Le formidable choc de la Seconde Guerre mondiale est suivi d’une volonté de refondation qui ne rencontre guère d’obstacle, les principaux tenants du pouvoir pendant l’occupation étant pour la plupart discrédités. Assise sur un large consensus politique quant au nécessaire règlement de la « question sociale », elle donne naissance à un nouveau monde, le monde industriel.
La genèse de l'expertise
Dans le nouveau monde industriel qui se met en place après-guerre, on trouve toutes les institutions qui portent les garanties collectives que nous connaissons, dont les comités d’entreprises. L’idée qu’ils puissent disposer de leur propre expert finit en outre par s’imposer malgré l’opposition du patronat, avec pour vocation, dans l’esprit du législateur, de contribuer à restaurer la confiance entre employeurs et salariés.

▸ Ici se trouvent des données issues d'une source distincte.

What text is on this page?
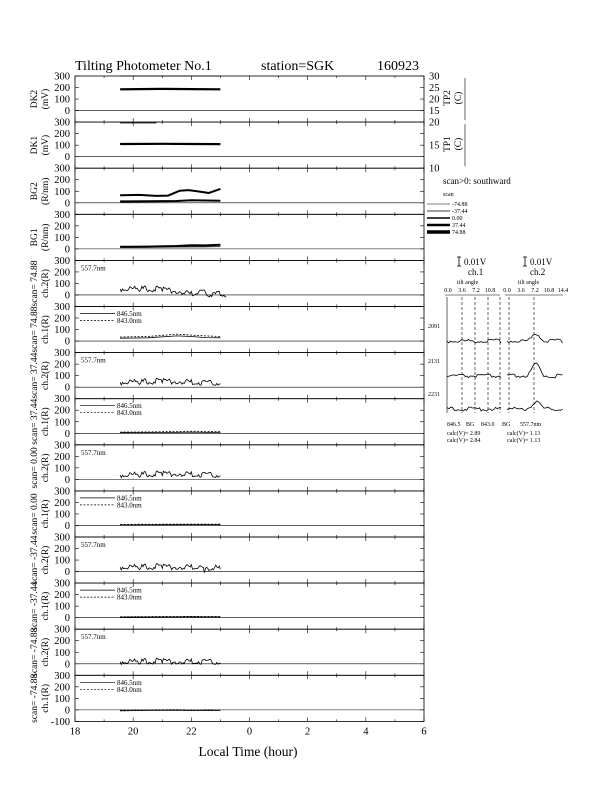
Tilting Photometer No.1	station=SGK	160923
300
200
100
0
DK2 (mV)
30
25
20
15
TP2 (C)
300
200
100
0
DK1 (mV)
20
15
10
TP1 (C)
300
200
100
0
BG2 (R/nm)
300
200
100
0
BG1 (R/nm)
300
200
100
0
scan= 74.88 ch.2(R)
557.7nm
300
200
100
0
scan= 74.88 ch.1(R)
846.5nm
843.0nm
300
200
100
0
scan= 37.44 ch.2(R)
557.7nm
300
200
100
0
scan= 37.44 ch.1(R)
846.5nm
843.0nm
300
200
100
0
scan= 0.00 ch.2(R)
557.7nm
300
200
100
0
scan= 0.00 ch.1(R)
846.5nm
843.0nm
300
200
100
0
scan= -37.44 ch.2(R)
557.7nm
300
200
100
0
scan= -37.44 ch.1(R)
846.5nm
843.0nm
300
200
100
0
scan= -74.88 ch.2(R)
557.7nm
300
200
100
0
-100
scan= -74.88 ch.1(R)
846.5nm
843.0nm
18	20	22	0	2	4	6
Local Time (hour)
scan>0: southward
scan
-74.88
-37.44
0.00
37.44
74.88
0.01V	0.01V
ch.1	ch.2
tilt angle	tilt angle
0.0 3.6 7.2 10.8 0.0 3.6 7.2 10.8 14.4
2091
2131
2231
846.5 BG 843.0 BG 557.7nm
calc(V)= 2.89
calc(V)= 2.84
calc(V)= 1.13
calc(V)= 1.13
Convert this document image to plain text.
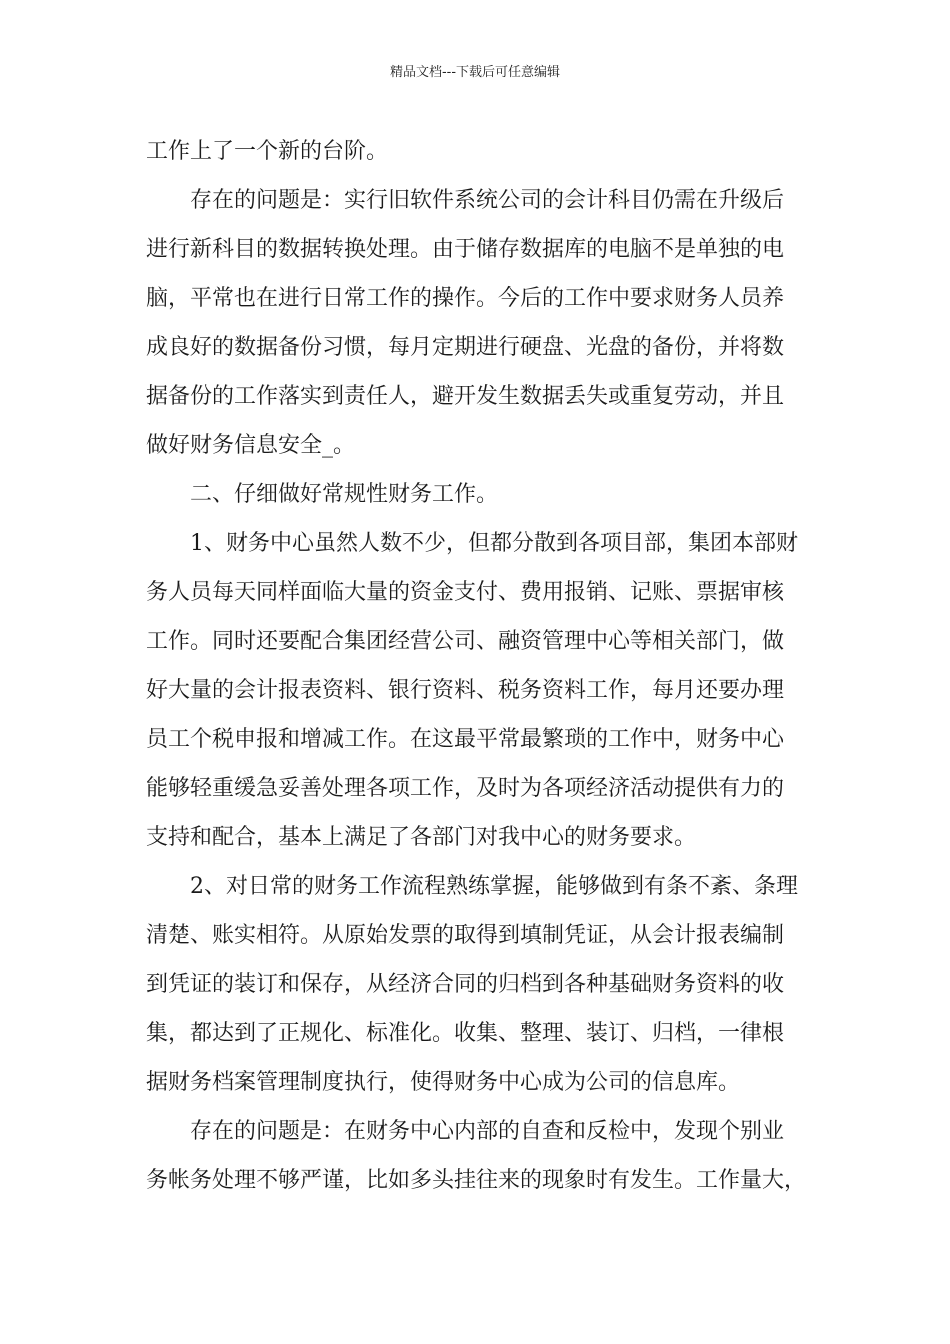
精品文档---下载后可任意编辑
工作上了一个新的台阶。
存在的问题是：实行旧软件系统公司的会计科目仍需在升级后
进行新科目的数据转换处理。由于储存数据库的电脑不是单独的电
脑，平常也在进行日常工作的操作。今后的工作中要求财务人员养
成良好的数据备份习惯，每月定期进行硬盘、光盘的备份，并将数
据备份的工作落实到责任人，避开发生数据丢失或重复劳动，并且
做好财务信息安全_。
二、仔细做好常规性财务工作。
1、财务中心虽然人数不少，但都分散到各项目部，集团本部财
务人员每天同样面临大量的资金支付、费用报销、记账、票据审核
工作。同时还要配合集团经营公司、融资管理中心等相关部门，做
好大量的会计报表资料、银行资料、税务资料工作，每月还要办理
员工个税申报和增减工作。在这最平常最繁琐的工作中，财务中心
能够轻重缓急妥善处理各项工作，及时为各项经济活动提供有力的
支持和配合，基本上满足了各部门对我中心的财务要求。
2、对日常的财务工作流程熟练掌握，能够做到有条不紊、条理
清楚、账实相符。从原始发票的取得到填制凭证，从会计报表编制
到凭证的装订和保存，从经济合同的归档到各种基础财务资料的收
集，都达到了正规化、标准化。收集、整理、装订、归档，一律根
据财务档案管理制度执行，使得财务中心成为公司的信息库。
存在的问题是：在财务中心内部的自查和反检中，发现个别业
务帐务处理不够严谨，比如多头挂往来的现象时有发生。工作量大，
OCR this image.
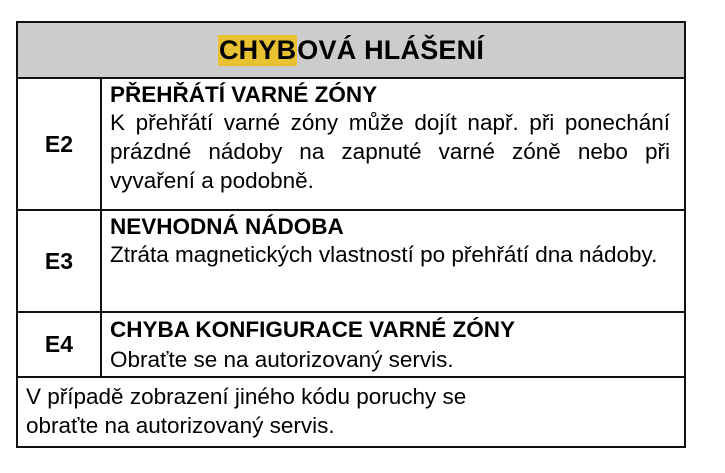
CHYB OVÁ HLÁŠENÍ
E2
PŘEHŘÁTÍ VARNÉ ZÓNY
K přehřátí varné zóny může dojít např. při ponechání prázdné nádoby na zapnuté varné zóně nebo při vyvaření a podobně.
E3
NEVHODNÁ NÁDOBA
Ztráta magnetických vlastností po přehřátí dna nádoby.
E4
CHYBA KONFIGURACE VARNÉ ZÓNY
Obraťte se na autorizovaný servis.
V případě zobrazení jiného kódu poruchy se
obraťte na autorizovaný servis.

Lutte des classes et collaboration de classes
L’appropriation des garanties collectives de l’après-guerre par les acteurs sociaux s’effectue sous l’emprise hégémonique de la CGT, qui rapidement prône un retour à la lutte des classes. Elle investit fortement le secteur public mais, dans le secteur privé, la vocation opérationnelle du CE se trouve de fait largement circonscrite aux « œuvres sociales » qui, au moins dans un premier temps, apportent un véritable plus aux travailleurs.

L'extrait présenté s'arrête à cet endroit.